Dr. Wamakko is heading the transformation that is sweeping through his home region. Located at the northwestern tip of the country, Sokoto State is reaping the benefits of electoral promises made real as the local government stays true to pre-election pledges to turnaround the state with massive investments in infrastructure, education, health and empowerment initiatives.
In the run-up to winning the 2007 governorship election, Dr. Wamakko said: “We have designed a blueprint aimed towards alleviating the terrible living conditions of the people of Sokoto State. The plans will revolve around the provision of a sustainable water supply and healthcare delivery services, enhancing the acquisition of both Islamic and Western education, restoring confidence in the minds of the people – most especially the youth – and restoring the esteem and prestige of our traditional, political and social institutions.”
Since then, a raft of new schemes has been launched to boost all sectors of society and the economy.
The state’s capital, Sokoto City, is the seat of the former Sokoto Caliphate – an empire that grew during the 1800s to become one of largest and most economically successful in pre-colonial sub-Saharan Africa. It was led by the first Sultan of Sokoto, Sheikh Usman Dan Fodio, whose descendant Alhaji Muhammadu Sa’ad Abubakar III is the current Sultan and the highly revered representative of Nigeria’s Muslim community.

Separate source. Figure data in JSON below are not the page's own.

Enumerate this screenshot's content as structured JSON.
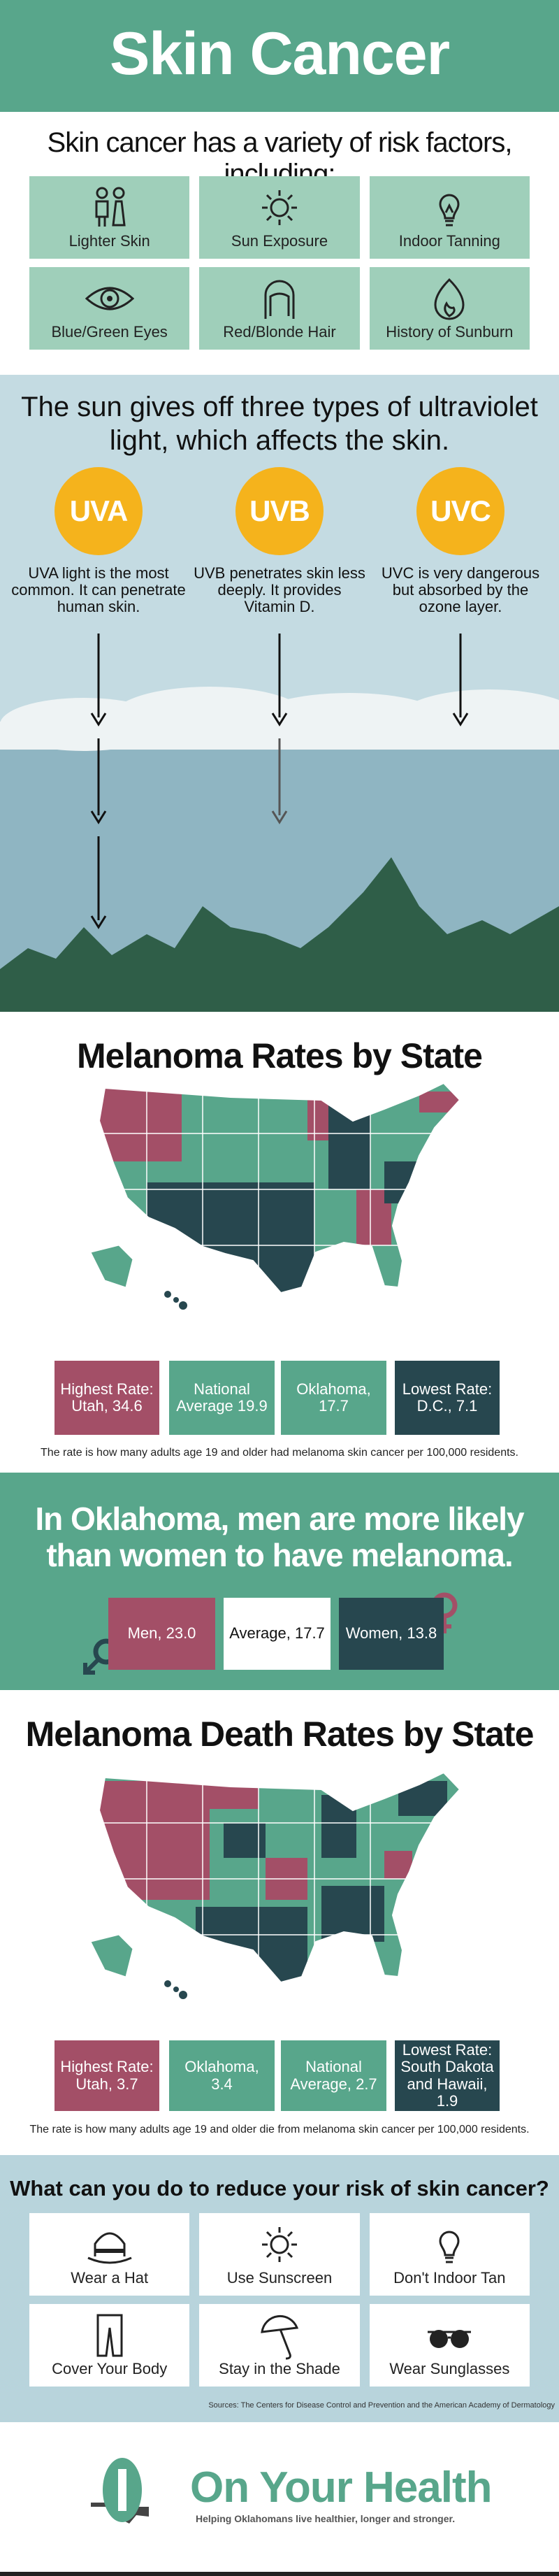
{
  "header": {
    "title": "Skin Cancer"
  },
  "risk_factors": {
    "title": "Skin cancer has a variety of risk factors, including:",
    "items": [
      "Lighter Skin",
      "Sun Exposure",
      "Indoor Tanning",
      "Blue/Green Eyes",
      "Red/Blonde Hair",
      "History of Sunburn"
    ]
  },
  "uv": {
    "title": "The sun gives off three types of ultraviolet light, which affects the skin.",
    "types": [
      {
        "label": "UVA",
        "text": "UVA light is the most common. It can penetrate human skin."
      },
      {
        "label": "UVB",
        "text": "UVB penetrates skin less deeply. It provides Vitamin D."
      },
      {
        "label": "UVC",
        "text": "UVC is very dangerous but absorbed by the ozone layer."
      }
    ]
  },
  "melanoma_rates": {
    "title": "Melanoma Rates by State",
    "stats": [
      "Highest Rate: Utah, 34.6",
      "National Average 19.9",
      "Oklahoma, 17.7",
      "Lowest Rate: D.C., 7.1"
    ],
    "note": "The rate is how many adults age 19 and older had melanoma skin cancer per 100,000 residents."
  },
  "oklahoma": {
    "title": "In Oklahoma, men are more likely than women to have melanoma.",
    "stats": [
      "Men, 23.0",
      "Average, 17.7",
      "Women, 13.8"
    ]
  },
  "death_rates": {
    "title": "Melanoma Death Rates by State",
    "stats": [
      "Highest Rate: Utah, 3.7",
      "Oklahoma, 3.4",
      "National Average, 2.7",
      "Lowest Rate: South Dakota and Hawaii, 1.9"
    ],
    "note": "The rate is how many adults age 19 and older die from melanoma skin cancer per 100,000 residents."
  },
  "prevention": {
    "title": "What can you do to reduce your risk of skin cancer?",
    "items": [
      "Wear a Hat",
      "Use Sunscreen",
      "Don't Indoor Tan",
      "Cover Your Body",
      "Stay in the Shade",
      "Wear Sunglasses"
    ]
  },
  "sources": "Sources: The Centers for Disease Control and Prevention and the American Academy of Dermatology",
  "footer": {
    "brand": "On Your Health",
    "tagline": "Helping Oklahomans live healthier, longer and stronger."
  }
}
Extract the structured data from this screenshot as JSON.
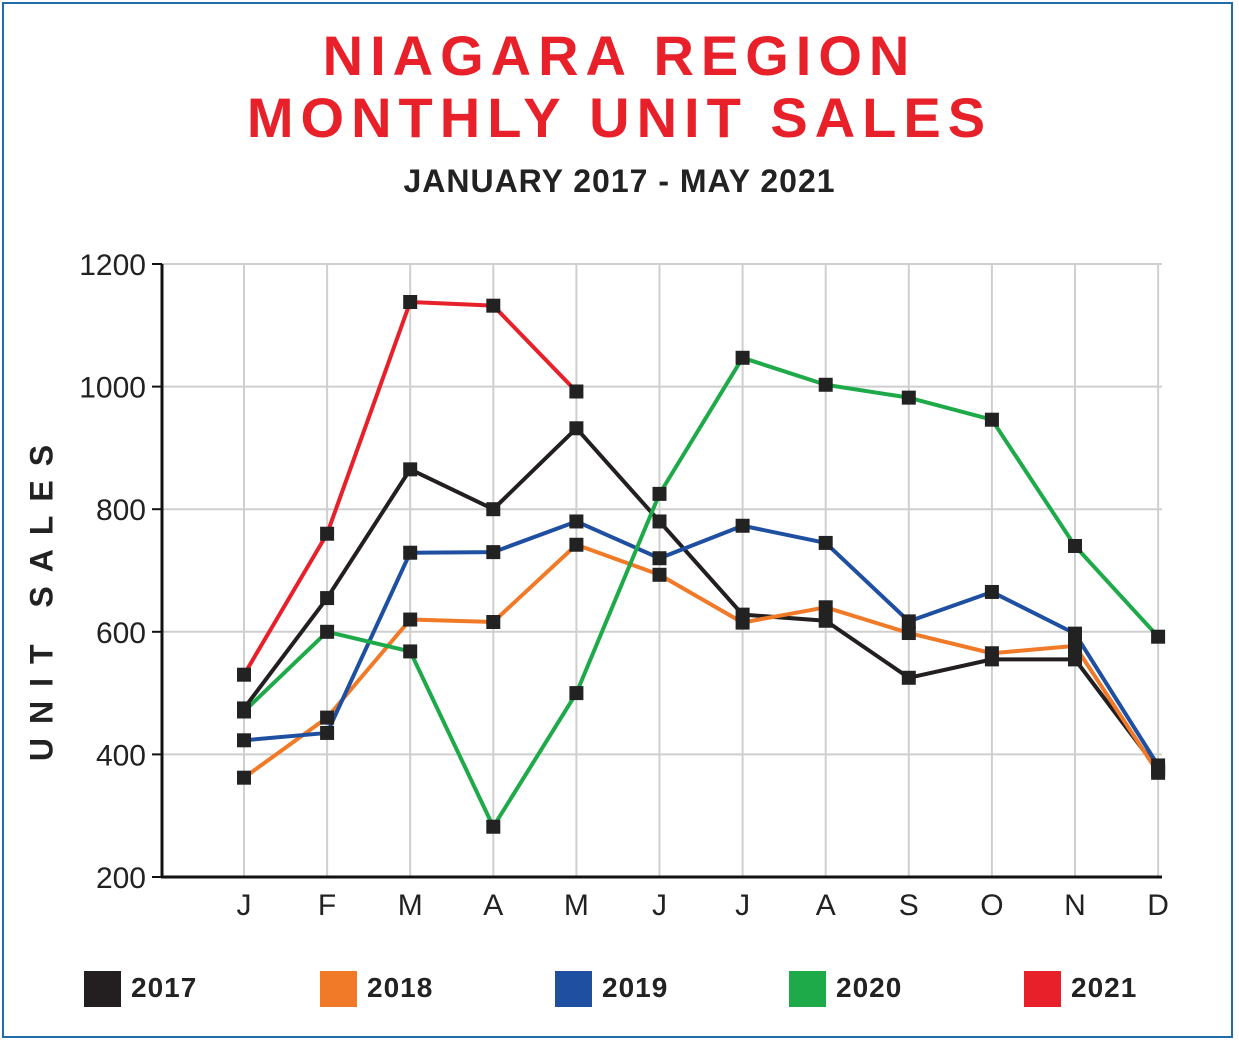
{
  "title_line1": "NIAGARA REGION",
  "title_line2": "MONTHLY UNIT SALES",
  "subtitle": "JANUARY 2017 - MAY 2021",
  "chart_data": {
    "type": "line",
    "title": "NIAGARA REGION MONTHLY UNIT SALES",
    "subtitle": "JANUARY 2017 - MAY 2021",
    "ylabel": "UNIT SALES",
    "xlabel": "",
    "categories": [
      "J",
      "F",
      "M",
      "A",
      "M",
      "J",
      "J",
      "A",
      "S",
      "O",
      "N",
      "D"
    ],
    "ylim": [
      200,
      1200
    ],
    "yticks": [
      200,
      400,
      600,
      800,
      1000,
      1200
    ],
    "grid": true,
    "legend_position": "bottom",
    "series": [
      {
        "name": "2017",
        "color": "#231f20",
        "values": [
          475,
          655,
          865,
          800,
          932,
          780,
          628,
          618,
          525,
          555,
          555,
          375
        ]
      },
      {
        "name": "2018",
        "color": "#f07a28",
        "values": [
          362,
          460,
          620,
          616,
          742,
          693,
          615,
          640,
          598,
          565,
          577,
          370
        ]
      },
      {
        "name": "2019",
        "color": "#1e4fa0",
        "values": [
          423,
          435,
          729,
          730,
          780,
          720,
          773,
          745,
          617,
          665,
          597,
          382
        ]
      },
      {
        "name": "2020",
        "color": "#1faa4a",
        "values": [
          470,
          600,
          568,
          282,
          500,
          825,
          1047,
          1003,
          982,
          946,
          740,
          592
        ]
      },
      {
        "name": "2021",
        "color": "#e8202a",
        "values": [
          530,
          760,
          1138,
          1132,
          992,
          null,
          null,
          null,
          null,
          null,
          null,
          null
        ]
      }
    ]
  },
  "legend": [
    {
      "label": "2017",
      "color": "#231f20"
    },
    {
      "label": "2018",
      "color": "#f07a28"
    },
    {
      "label": "2019",
      "color": "#1e4fa0"
    },
    {
      "label": "2020",
      "color": "#1faa4a"
    },
    {
      "label": "2021",
      "color": "#e8202a"
    }
  ]
}
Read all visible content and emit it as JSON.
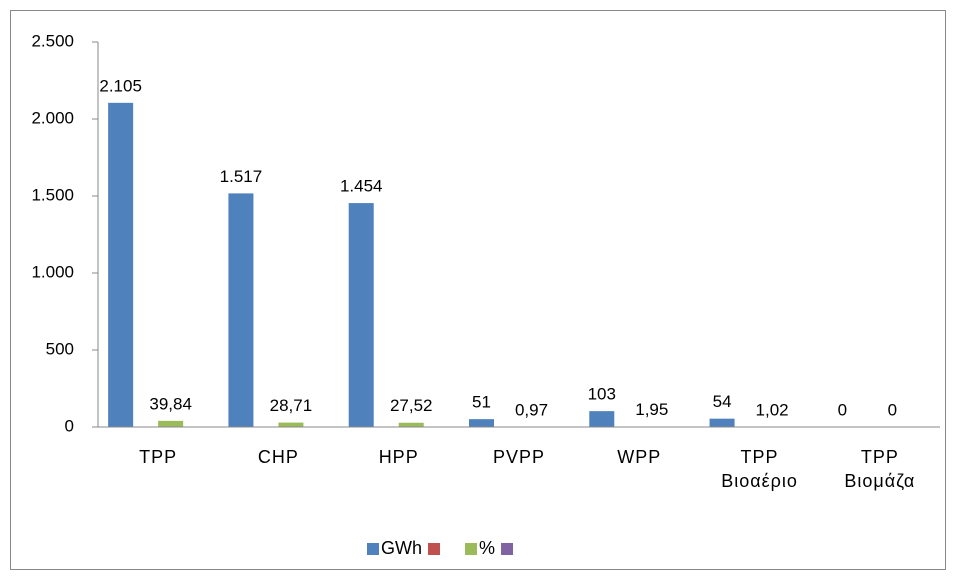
{
  "chart_data": {
    "type": "bar",
    "categories": [
      "TPP",
      "CHP",
      "HPP",
      "PVPP",
      "WPP",
      "TPP\nΒιοαέριο",
      "TPP\nΒιομάζα"
    ],
    "series": [
      {
        "name": "GWh",
        "color": "#4f81bd",
        "values": [
          2105,
          1517,
          1454,
          51,
          103,
          54,
          0
        ],
        "value_labels": [
          "2.105",
          "1.517",
          "1.454",
          "51",
          "103",
          "54",
          "0"
        ]
      },
      {
        "name": null,
        "color": "#c0504d",
        "values": [
          null,
          null,
          null,
          null,
          null,
          null,
          null
        ]
      },
      {
        "name": "%",
        "color": "#9bbb59",
        "values": [
          39.84,
          28.71,
          27.52,
          0.97,
          1.95,
          1.02,
          0
        ],
        "value_labels": [
          "39,84",
          "28,71",
          "27,52",
          "0,97",
          "1,95",
          "1,02",
          "0"
        ]
      },
      {
        "name": null,
        "color": "#8064a2",
        "values": [
          null,
          null,
          null,
          null,
          null,
          null,
          null
        ]
      }
    ],
    "ylim": [
      0,
      2500
    ],
    "yticks": [
      0,
      500,
      {
        "value": 1000,
        "label": "1.000"
      },
      {
        "value": 1500,
        "label": "1.500"
      },
      {
        "value": 2000,
        "label": "2.000"
      },
      {
        "value": 2500,
        "label": "2.500"
      }
    ],
    "grid": false,
    "legend": "bottom"
  }
}
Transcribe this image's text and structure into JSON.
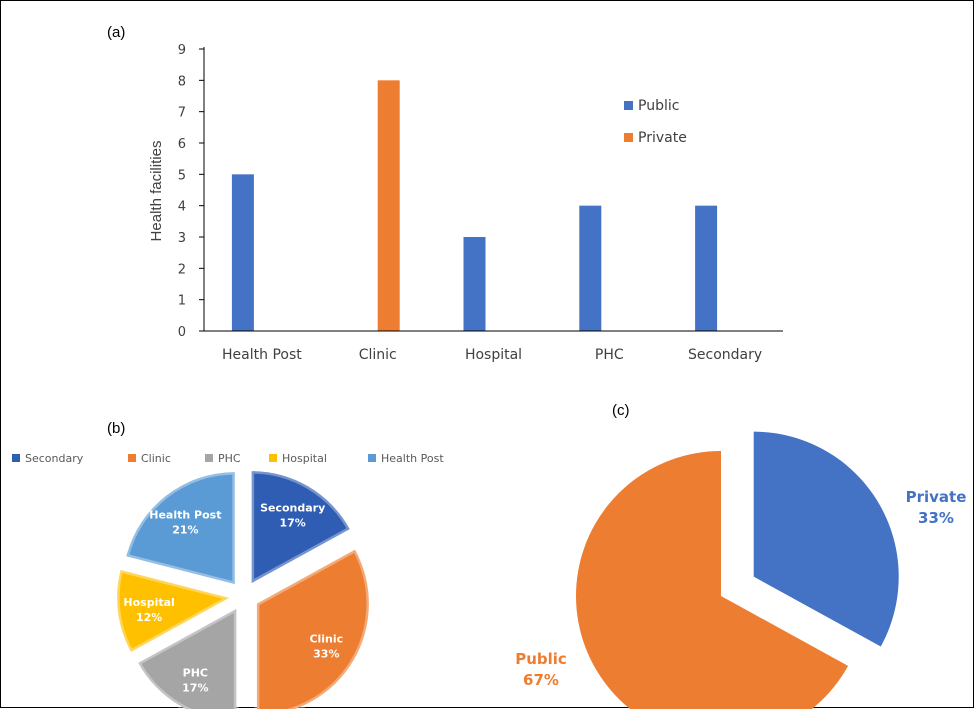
{
  "colors": {
    "public": "#4472C4",
    "private": "#ED7D31",
    "secondary": "#2E5DB3",
    "clinic": "#ED7D31",
    "phc": "#A5A5A5",
    "hospital": "#FFC000",
    "health_post": "#5B9BD5"
  },
  "chart_data": [
    {
      "type": "bar",
      "panel": "(a)",
      "title": "",
      "xlabel": "",
      "ylabel": "Health facilities",
      "ylim": [
        0,
        9
      ],
      "yticks": [
        "0",
        "1",
        "2",
        "3",
        "4",
        "5",
        "6",
        "7",
        "8",
        "9"
      ],
      "categories": [
        "Health Post",
        "Clinic",
        "Hospital",
        "PHC",
        "Secondary"
      ],
      "series": [
        {
          "name": "Public",
          "values": [
            5,
            0,
            3,
            4,
            4
          ]
        },
        {
          "name": "Private",
          "values": [
            0,
            8,
            0,
            0,
            0
          ]
        }
      ],
      "grid": false,
      "legend": "right"
    },
    {
      "type": "pie",
      "panel": "(b)",
      "exploded": true,
      "legend": "top",
      "slices": [
        {
          "name": "Secondary",
          "label": "Secondary",
          "pct": "17%",
          "value": 17
        },
        {
          "name": "Clinic",
          "label": "Clinic",
          "pct": "33%",
          "value": 33
        },
        {
          "name": "PHC",
          "label": "PHC",
          "pct": "17%",
          "value": 17
        },
        {
          "name": "Hospital",
          "label": "Hospital",
          "pct": "12%",
          "value": 12
        },
        {
          "name": "Health Post",
          "label": "Health Post",
          "pct": "21%",
          "value": 21
        }
      ]
    },
    {
      "type": "pie",
      "panel": "(c)",
      "exploded": true,
      "legend": "none",
      "slices": [
        {
          "name": "Private",
          "label": "Private",
          "pct": "33%",
          "value": 33
        },
        {
          "name": "Public",
          "label": "Public",
          "pct": "67%",
          "value": 67
        }
      ]
    }
  ]
}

The Sultan is also the head of the Nigerian National Supreme Council for Islamic Affairs, a role that has seen him help mediate interreligious relations between Nigeria’s Muslim-majority north and Christian-majority south. Sokoto’s people are proud of the peace and stability, as well as the emerging economic opportunities, it can offer the international community
Dr. Wamakko notes relations with the U.S. are “excellent”. The governor says: “Sokoto is a place for investors. We appreciate investors and we are always looking forward to partnering with new potential investors and provide them with a welcoming environment for them to implant new business ventures. We have an independent Commissionaire of Investment, assigned with the job of basically ensuring investors can easily and quickly adapt to Sokoto’s environment. We have good hotels for their comfort, and huge potential in minerals, agriculture and livestock.”